RICHARDSON, Texas — The annual Lennox Home Energy Report Card survey found the majority of homeowners are attempting to conserve energy, but many are still looking to do better. The survey found that 98 percent of homeowners are trying to conserve energy in some fashion, to either help save money and/or protect the environment. Homeowners give themselves above average marks in energy conservation; half of homeowners (50 percent) gave their household a “B” when grading their household energy efficiency, while less than one third (19 percent) gave themselves a “C.”

“Though most people make an effort to be energy efficient year-round, the summer season makes it a more top-of-mind issue, given that electricity bills are on the rise and homeowners are starting to feel it in their pocketbook,” said Lennox energy efficiency expert Bobby DiFulgentiz. “The Lennox Home Energy Report Card survey found that homeowners think they are doing a pretty good job at finding ways to eliminate energy eaters and save money in the long run, but there is still more that can be done. A few simple actions can help homeowners increase comfort and cut costs without investing a lot of time and effort.”

Homeowners shared their efforts on conserving energy at home, which include changing air filters regularly (84 percent), turning down the temperature on the hot water heater (68 percent), utilizing programmable thermostats (60 percent), and unplugging electronics when not in use (50 percent, up 6 percent from 2013). More homeowners are willing to replace old, inefficient HVAC units with a more efficient model (59 percent, up 9 percent from 2013) and use solar energy to power appliances (24 percent, up 4 percent from 2013) than last year. Although solar energy installations and newer HVAC systems are investments in the home, homeowners are seeing past the sticker price and realizing the long-term benefits of more significant upgrades and changes.

More people than in past years (39 percent, up 9 percent from 2013) said they would turn off their air conditioning system completely, an action that actually may earn a failing grade.

“While turning off your air conditioning or heating system seems like a good idea in theory, it is really making your unit work overtime,” said DiFulgentiz. “This can actually decrease energy efficiency and counteract any potential savings because the system has to work much harder and run longer to cool the home. Installing a smart programmable thermostat — one that allows users to adjust the temperature in a home from anywhere through a website or app, such as the Lennox iComfort Wi-Fi — is a good solution to help balance comfort and efficiency while maximizing savings.”

Although homeowners are “going green,” more than half (56 percent) conserve energy to save money, while protecting the environment is the driving force of others (36 percent).

Homeowners ease their guilt about energy usage by recycling and reusing. Nearly all homeowners (98 percent) are participating in eco-friendly activities, such as recycling paper, aluminum or glass (87 percent), reusing water bottles (72 percent), buying local or organic produce (65 percent), planting trees (62 percent), using mass transportation/carpooling (26 percent), or driving a hybrid car (13 percent).

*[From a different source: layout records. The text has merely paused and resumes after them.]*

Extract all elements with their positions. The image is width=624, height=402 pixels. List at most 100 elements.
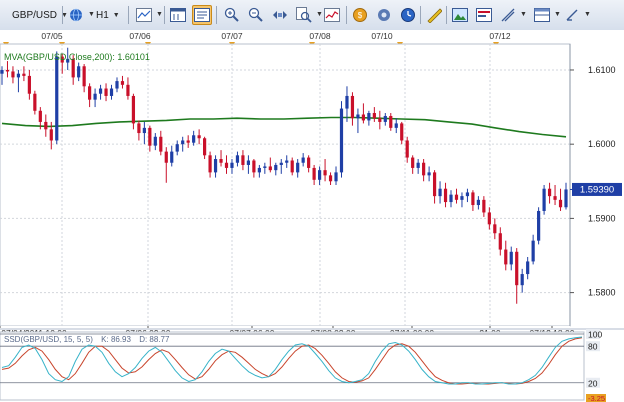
- candle-body: [263, 166, 267, 168]
- layout-icon[interactable]: [532, 5, 552, 25]
- candle-body: [268, 166, 272, 171]
- candle-body: [104, 88, 108, 96]
- candle-body: [224, 162, 229, 168]
- chevron-down-icon[interactable]: ▼: [156, 11, 163, 18]
- top-date-label: 07/12: [489, 31, 511, 41]
- candle-body: [241, 155, 245, 165]
- globe-icon[interactable]: [66, 5, 86, 25]
- zoom-out-icon[interactable]: [246, 5, 266, 25]
- candle-body: [82, 66, 86, 87]
- toolbar-separator: [128, 6, 129, 24]
- candle-body: [290, 160, 294, 173]
- indicator-icon[interactable]: [322, 5, 342, 25]
- candle-body: [542, 188, 546, 211]
- candle-body: [460, 196, 464, 200]
- candle-body: [350, 95, 355, 119]
- candle-body: [164, 151, 168, 163]
- candle-body: [383, 115, 387, 122]
- top-date-label: 07/07: [221, 31, 243, 41]
- mva-indicator-label: MVA(GBP/USD.Close,200): 1.60101: [4, 52, 150, 62]
- svg-text:$: $: [358, 11, 363, 20]
- candle-body: [416, 162, 420, 168]
- candle-body: [509, 251, 513, 265]
- candle-body: [498, 233, 502, 250]
- draw-tools-icon[interactable]: [498, 5, 518, 25]
- chevron-down-icon[interactable]: ▼: [554, 11, 561, 18]
- zoom-in-icon[interactable]: [222, 5, 242, 25]
- candle-body: [22, 73, 26, 76]
- candle-body: [400, 123, 404, 141]
- top-date-label: 07/06: [129, 31, 151, 41]
- candle-body: [449, 194, 453, 203]
- toolbar: GBP/USD ▼ ▼ H1 ▼ ▼ ▼ $ ▼ ▼ ▼: [0, 0, 624, 31]
- candle-body: [345, 95, 349, 109]
- strategy-icon[interactable]: $: [350, 5, 370, 25]
- candle-body: [109, 88, 114, 96]
- candle-body: [526, 261, 530, 275]
- candle-body: [192, 135, 196, 143]
- candle-body: [16, 73, 21, 78]
- candle-body: [88, 86, 92, 100]
- candle-body: [159, 136, 163, 152]
- candle-body: [49, 129, 53, 141]
- settings-icon[interactable]: [374, 5, 394, 25]
- crosshair-view-icon[interactable]: [192, 5, 212, 25]
- search-chart-icon[interactable]: [294, 5, 314, 25]
- candle-body: [432, 172, 437, 197]
- chevron-down-icon: ▼: [112, 11, 120, 19]
- symbol-dropdown[interactable]: GBP/USD ▼: [12, 6, 68, 24]
- oscillator-k-value: K: 86.93: [101, 335, 131, 344]
- chart-window-icon[interactable]: [168, 5, 188, 25]
- candle-body: [252, 160, 256, 173]
- oscillator-axis: 100 80 20 -3.25: [586, 329, 606, 402]
- pencil-icon[interactable]: [562, 5, 582, 25]
- top-date-label: 07/10: [371, 31, 393, 41]
- osc-current-value: -3.25: [588, 394, 605, 402]
- ruler-icon[interactable]: [424, 5, 444, 25]
- candle-body: [389, 115, 393, 128]
- candle-body: [361, 114, 365, 121]
- candle-body: [378, 118, 382, 122]
- candle-body: [203, 138, 207, 156]
- candle-body: [356, 114, 360, 119]
- main-plot-area: [0, 43, 571, 327]
- candle-body: [296, 162, 300, 173]
- candle-body: [564, 189, 568, 208]
- osc-axis-label: 20: [588, 378, 598, 388]
- candle-body: [142, 127, 146, 134]
- candle-body: [317, 170, 322, 180]
- candle-body: [115, 81, 119, 89]
- chevron-down-icon[interactable]: ▼: [88, 11, 95, 18]
- candle-body: [558, 199, 563, 208]
- chevron-down-icon[interactable]: ▼: [520, 11, 527, 18]
- candle-body: [504, 249, 508, 265]
- candle-body: [131, 95, 136, 124]
- candle-body: [93, 93, 97, 100]
- candle-body: [465, 192, 470, 197]
- candle-body: [520, 274, 524, 286]
- candle-body: [27, 75, 31, 94]
- chevron-down-icon[interactable]: ▼: [584, 11, 591, 18]
- candle-body: [372, 113, 376, 119]
- candle-body: [5, 69, 10, 72]
- timeframe-dropdown[interactable]: H1 ▼: [96, 6, 120, 24]
- top-date-label: 07/08: [309, 31, 331, 41]
- candle-body: [454, 194, 459, 200]
- candle-body: [443, 188, 448, 203]
- price-chart[interactable]: 07/05 07/06 07/07 07/08 07/10 07/12 1.6100 1.6…: [0, 30, 624, 402]
- image-icon[interactable]: [450, 5, 470, 25]
- chart-type-icon[interactable]: [134, 5, 154, 25]
- clock-icon[interactable]: [398, 5, 418, 25]
- candle-body: [427, 172, 431, 176]
- candle-body: [531, 240, 535, 262]
- candle-body: [186, 140, 190, 143]
- price-tick-label: 1.6100: [588, 65, 616, 75]
- candle-body: [307, 157, 311, 168]
- candle-body: [411, 157, 415, 168]
- osc-axis-label: 100: [588, 330, 602, 340]
- candle-body: [153, 136, 157, 146]
- scroll-icon[interactable]: [270, 5, 290, 25]
- pane-divider[interactable]: [0, 328, 624, 330]
- template-icon[interactable]: [474, 5, 494, 25]
- candle-body: [487, 212, 491, 225]
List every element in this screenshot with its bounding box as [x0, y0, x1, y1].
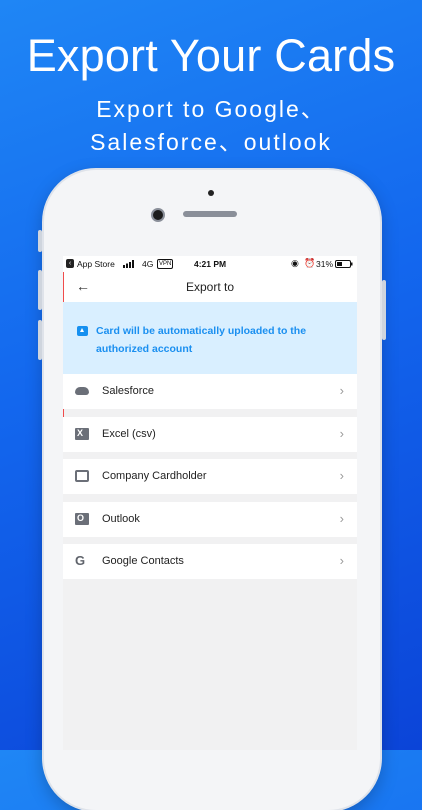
- chevron-right-icon: ›: [339, 468, 344, 483]
- chevron-right-icon: ›: [339, 383, 344, 398]
- network-label: 4G: [142, 259, 154, 269]
- export-option-outlook[interactable]: Outlook ›: [63, 502, 357, 537]
- outlook-icon: [75, 513, 89, 525]
- phone-side-button: [382, 280, 386, 340]
- export-option-label: Salesforce: [102, 385, 154, 397]
- phone-side-button: [38, 270, 42, 310]
- navbar: ← Export to: [63, 272, 357, 302]
- subline-1: Export to Google、: [96, 96, 326, 122]
- cardholder-icon: [75, 470, 89, 482]
- alarm-icon: ⏰: [304, 258, 316, 268]
- headline: Export Your Cards: [26, 30, 396, 81]
- phone-screen: ‹ App Store 4G VPN 4:21 PM ◉ ⏰ 31% ← Exp…: [63, 256, 357, 750]
- export-option-excel[interactable]: Excel (csv) ›: [63, 417, 357, 452]
- phone-side-button: [38, 230, 42, 252]
- upload-icon: [77, 326, 88, 336]
- subline-2: Salesforce、outlook: [90, 129, 332, 155]
- export-option-company-cardholder[interactable]: Company Cardholder ›: [63, 459, 357, 494]
- vpn-badge: VPN: [157, 259, 174, 269]
- battery-icon: [335, 260, 353, 270]
- chevron-right-icon: ›: [339, 511, 344, 526]
- status-bar: ‹ App Store 4G VPN 4:21 PM ◉ ⏰ 31%: [63, 256, 357, 272]
- info-banner: Card will be automatically uploaded to t…: [63, 302, 357, 374]
- front-camera: [151, 208, 165, 222]
- export-option-label: Outlook: [102, 513, 140, 525]
- export-option-label: Excel (csv): [102, 428, 156, 440]
- export-option-label: Company Cardholder: [102, 470, 207, 482]
- export-option-label: Google Contacts: [102, 555, 184, 567]
- export-option-google-contacts[interactable]: G Google Contacts ›: [63, 544, 357, 579]
- proximity-sensor: [208, 190, 214, 196]
- signal-icon: [123, 260, 135, 270]
- page-title: Export to: [185, 280, 235, 294]
- excel-icon: [75, 428, 89, 440]
- back-to-app-icon[interactable]: ‹: [66, 259, 74, 268]
- google-icon: G: [75, 553, 86, 568]
- time-label: 4:21 PM: [194, 259, 227, 269]
- chevron-right-icon: ›: [339, 553, 344, 568]
- location-icon: ◉: [291, 258, 299, 268]
- battery-label: 31%: [316, 259, 334, 269]
- phone-side-button: [38, 320, 42, 360]
- carrier-label: App Store: [77, 259, 115, 269]
- banner-text: Card will be automatically uploaded to t…: [96, 325, 307, 355]
- export-option-salesforce[interactable]: Salesforce ›: [63, 374, 357, 409]
- salesforce-cloud-icon: [75, 387, 89, 395]
- chevron-right-icon: ›: [339, 426, 344, 441]
- earpiece-speaker: [183, 211, 237, 217]
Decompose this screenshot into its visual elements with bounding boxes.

Changes in weather aren’t the only reason homeowners are motivated to crank up (or down) the a/c. Homeowners are making a conscious decision to adjust the thermostat when performing everyday activities as well.

The Lennox Home Energy Report Survey indicated homeowners are adjusting their temperature when sleeping (66 percent), entertaining (49 percent), exercising (26 percent), cooking (25 percent), and when making love (20 percent). Altering the temperature while doing these activities can ensure homeowners earn an “A” in comfort, even if it means spending a little more on the electric bill.

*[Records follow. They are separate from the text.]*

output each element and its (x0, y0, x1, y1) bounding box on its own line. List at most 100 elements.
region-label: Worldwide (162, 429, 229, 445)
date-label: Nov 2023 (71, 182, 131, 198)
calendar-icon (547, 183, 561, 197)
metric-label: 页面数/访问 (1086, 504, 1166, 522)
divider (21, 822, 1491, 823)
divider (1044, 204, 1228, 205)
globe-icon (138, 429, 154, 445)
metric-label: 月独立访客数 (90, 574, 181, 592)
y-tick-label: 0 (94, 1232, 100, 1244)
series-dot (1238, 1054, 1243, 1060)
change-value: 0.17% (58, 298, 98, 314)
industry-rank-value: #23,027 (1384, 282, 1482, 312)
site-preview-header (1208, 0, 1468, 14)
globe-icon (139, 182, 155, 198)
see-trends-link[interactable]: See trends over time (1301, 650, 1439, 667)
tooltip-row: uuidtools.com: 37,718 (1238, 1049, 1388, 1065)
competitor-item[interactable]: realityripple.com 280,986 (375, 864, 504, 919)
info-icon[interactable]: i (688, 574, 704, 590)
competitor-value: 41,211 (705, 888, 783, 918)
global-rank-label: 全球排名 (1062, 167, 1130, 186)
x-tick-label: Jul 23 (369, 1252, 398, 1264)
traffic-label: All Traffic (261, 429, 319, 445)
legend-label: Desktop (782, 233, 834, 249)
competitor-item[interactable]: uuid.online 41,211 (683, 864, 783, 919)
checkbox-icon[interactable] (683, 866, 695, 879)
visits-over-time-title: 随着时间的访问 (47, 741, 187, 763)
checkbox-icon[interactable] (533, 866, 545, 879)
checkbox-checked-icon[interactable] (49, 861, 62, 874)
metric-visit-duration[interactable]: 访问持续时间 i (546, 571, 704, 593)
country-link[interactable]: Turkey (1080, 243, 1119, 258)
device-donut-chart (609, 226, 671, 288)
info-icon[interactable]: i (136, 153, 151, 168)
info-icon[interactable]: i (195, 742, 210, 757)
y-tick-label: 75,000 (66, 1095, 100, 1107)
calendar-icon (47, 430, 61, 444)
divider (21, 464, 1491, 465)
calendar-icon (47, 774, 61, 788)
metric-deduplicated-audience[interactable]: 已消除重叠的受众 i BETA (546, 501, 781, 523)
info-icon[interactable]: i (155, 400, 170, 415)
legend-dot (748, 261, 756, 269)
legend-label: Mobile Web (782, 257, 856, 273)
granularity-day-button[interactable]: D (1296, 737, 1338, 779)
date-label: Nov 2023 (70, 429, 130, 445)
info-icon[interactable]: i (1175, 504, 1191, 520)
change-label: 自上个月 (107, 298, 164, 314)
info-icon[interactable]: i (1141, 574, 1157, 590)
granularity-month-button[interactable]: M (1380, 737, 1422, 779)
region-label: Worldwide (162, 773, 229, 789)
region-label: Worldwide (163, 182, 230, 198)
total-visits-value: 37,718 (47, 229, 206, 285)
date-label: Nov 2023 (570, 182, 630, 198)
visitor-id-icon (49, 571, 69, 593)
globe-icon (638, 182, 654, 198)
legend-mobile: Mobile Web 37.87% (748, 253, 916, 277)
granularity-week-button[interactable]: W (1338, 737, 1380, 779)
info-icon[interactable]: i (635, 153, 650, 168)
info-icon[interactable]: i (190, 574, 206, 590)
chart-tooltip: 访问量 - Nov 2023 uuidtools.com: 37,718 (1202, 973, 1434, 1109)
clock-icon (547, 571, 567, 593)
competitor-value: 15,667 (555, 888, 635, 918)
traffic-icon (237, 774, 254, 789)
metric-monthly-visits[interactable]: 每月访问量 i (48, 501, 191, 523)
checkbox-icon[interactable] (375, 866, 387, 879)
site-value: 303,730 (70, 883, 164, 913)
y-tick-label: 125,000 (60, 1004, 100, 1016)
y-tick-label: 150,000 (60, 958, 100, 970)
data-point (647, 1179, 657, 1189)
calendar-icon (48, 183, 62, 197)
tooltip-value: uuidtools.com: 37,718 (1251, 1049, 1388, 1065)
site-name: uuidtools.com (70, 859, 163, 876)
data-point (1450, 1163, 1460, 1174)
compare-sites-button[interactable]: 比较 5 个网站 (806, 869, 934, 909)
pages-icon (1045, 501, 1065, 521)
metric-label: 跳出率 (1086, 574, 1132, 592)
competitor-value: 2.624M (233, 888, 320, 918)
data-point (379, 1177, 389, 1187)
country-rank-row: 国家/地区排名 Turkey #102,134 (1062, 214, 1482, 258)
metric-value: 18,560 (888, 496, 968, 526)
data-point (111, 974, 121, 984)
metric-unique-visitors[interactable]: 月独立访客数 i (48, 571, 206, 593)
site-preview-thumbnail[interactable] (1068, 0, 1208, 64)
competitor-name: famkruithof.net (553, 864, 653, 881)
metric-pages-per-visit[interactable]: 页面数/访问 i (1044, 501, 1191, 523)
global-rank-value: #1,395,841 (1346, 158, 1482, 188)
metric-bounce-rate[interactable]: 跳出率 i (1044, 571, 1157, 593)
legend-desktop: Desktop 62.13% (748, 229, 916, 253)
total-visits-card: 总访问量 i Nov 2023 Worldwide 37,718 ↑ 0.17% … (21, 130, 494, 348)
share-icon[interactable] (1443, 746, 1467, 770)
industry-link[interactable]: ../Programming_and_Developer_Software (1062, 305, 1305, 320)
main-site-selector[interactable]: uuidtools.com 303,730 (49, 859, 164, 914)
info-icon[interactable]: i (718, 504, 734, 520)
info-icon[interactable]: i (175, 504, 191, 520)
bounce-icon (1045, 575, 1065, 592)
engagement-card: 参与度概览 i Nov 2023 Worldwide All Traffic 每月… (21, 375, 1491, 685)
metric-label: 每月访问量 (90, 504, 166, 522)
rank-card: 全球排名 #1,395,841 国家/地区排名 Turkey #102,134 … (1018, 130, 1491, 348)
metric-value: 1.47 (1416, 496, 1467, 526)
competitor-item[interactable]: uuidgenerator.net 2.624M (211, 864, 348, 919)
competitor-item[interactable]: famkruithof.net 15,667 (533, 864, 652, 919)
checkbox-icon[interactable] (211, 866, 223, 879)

The survey found the majority of homeowners are more willing to turn off their TV (25 percent) than shut off their air conditioner (17 percent). However, what homeowners would unplug varied by region. In the South, where the heat can be unbearable and a homeowner’s air conditioner is vital during the summer, only a few (7 percent) said they would turn off their air conditioner, while more (29 percent) would prefer to turn off their television.

“In certain areas during the summer, specifically the South, a central air conditioning system is imperative to get through the heat of season,” said DiFulgentiz. “Saving energy is important, but maintaining a comfortable household can trump almost everything else when homeowners consider what they can and can’t live without. And with an efficient cooling system, they can have both.”

When asked how willing homeowners were to turn the thermostat up to save $50 a month on their utility bill, one in three (32 percent) would be willing to raise their thermostat three to six degrees, while two in 10 would not go any higher than one or two degrees.

“Since comfort is key for many homeowners during the summertime, few are willing to raise the thermostat to save significant cash,” said DiFulgentiz. “Luckily, homeowners can save as much as 1 percent for each degree the thermostat is raised if the setback period is eight hours long. Ceiling fans are another great way to keep cool and save during the summer since fans allow homeowners to raise the thermostat by four degrees Fahrenheit with no reduction in comfort.”